Dataset of Bessel function Jn maxima and minima to 600 orders and 10000 extrema
Nicholas A. Mecholsky,
Sepideh Akhbarifar,
Werner Lutze,
Marek Brandys,
Ian L. Pegg
Affiliations
Nicholas A. Mecholsky
Corresponding author at: Department of Physics, The Catholic University of America, 620 Michigan Ave NE, Washington, D.C. 20064, United States.; Vitreous State Laboratory, United States; Department of Physics, The Catholic University of America, 620 Michigan Ave NE, Washington, D.C. 20064, United States
Sepideh Akhbarifar
Vitreous State Laboratory, United States; Department of Physics, The Catholic University of America, 620 Michigan Ave NE, Washington, D.C. 20064, United States
Werner Lutze
Vitreous State Laboratory, United States; Department of Physics, The Catholic University of America, 620 Michigan Ave NE, Washington, D.C. 20064, United States
Marek Brandys
Vitreous State Laboratory, United States; Department of Physics, The Catholic University of America, 620 Michigan Ave NE, Washington, D.C. 20064, United States
Ian L. Pegg
Vitreous State Laboratory, United States; Department of Physics, The Catholic University of America, 620 Michigan Ave NE, Washington, D.C. 20064, United States
Bessel functions of the first kind are ubiquitous in the sciences and engineering in solutions to cylindrical problems including electrostatics, heat flow, and the Schrödinger equation.

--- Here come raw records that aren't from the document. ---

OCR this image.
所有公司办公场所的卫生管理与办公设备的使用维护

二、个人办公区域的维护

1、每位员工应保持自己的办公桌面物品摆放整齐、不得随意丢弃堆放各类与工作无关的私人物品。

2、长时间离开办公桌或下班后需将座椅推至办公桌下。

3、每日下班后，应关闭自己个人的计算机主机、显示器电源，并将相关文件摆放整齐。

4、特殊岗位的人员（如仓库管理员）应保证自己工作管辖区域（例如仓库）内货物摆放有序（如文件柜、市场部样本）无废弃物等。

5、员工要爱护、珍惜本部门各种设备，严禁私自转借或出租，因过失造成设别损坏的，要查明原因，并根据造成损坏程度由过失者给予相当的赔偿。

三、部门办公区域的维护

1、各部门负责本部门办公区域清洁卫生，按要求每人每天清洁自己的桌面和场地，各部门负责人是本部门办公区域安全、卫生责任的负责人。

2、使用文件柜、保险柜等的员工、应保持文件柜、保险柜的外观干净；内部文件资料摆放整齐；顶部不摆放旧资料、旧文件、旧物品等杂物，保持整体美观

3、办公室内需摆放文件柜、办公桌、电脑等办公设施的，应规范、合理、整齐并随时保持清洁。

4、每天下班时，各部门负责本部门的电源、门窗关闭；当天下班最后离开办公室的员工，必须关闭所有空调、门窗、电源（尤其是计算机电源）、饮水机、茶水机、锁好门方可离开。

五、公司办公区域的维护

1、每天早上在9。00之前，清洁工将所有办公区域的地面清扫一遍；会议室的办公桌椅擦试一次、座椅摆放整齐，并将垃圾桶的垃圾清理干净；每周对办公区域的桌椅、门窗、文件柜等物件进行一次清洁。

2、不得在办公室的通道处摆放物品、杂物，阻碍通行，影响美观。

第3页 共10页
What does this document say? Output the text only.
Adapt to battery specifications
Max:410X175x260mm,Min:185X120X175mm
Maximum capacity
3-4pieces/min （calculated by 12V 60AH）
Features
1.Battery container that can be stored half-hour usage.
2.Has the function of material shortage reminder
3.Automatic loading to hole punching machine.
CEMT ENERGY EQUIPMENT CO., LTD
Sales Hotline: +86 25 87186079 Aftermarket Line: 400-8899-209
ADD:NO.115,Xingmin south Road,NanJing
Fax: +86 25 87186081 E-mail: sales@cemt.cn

The roots of the Bessel functions are often quoted and calculated, but the maxima and minima for each Bessel function, used to match Neumann boundary conditions, have not had the same treatment. Here we compute 10000 extrema for the first 600 orders of the Bessel function J. To do this, we employ an adaptive root solver bounded by the roots of the Bessel function and solve to an accuracy of 10−19. We compare with the existing literature (to 30 orders and 5 maxima and minima) and the results match exactly. It is hoped that these data provide values needed for orthogonal function expansions and numerical expressions including the calculation of geometric correction factors in the measurement of resistivity of materials, as is done in the original paper using these data.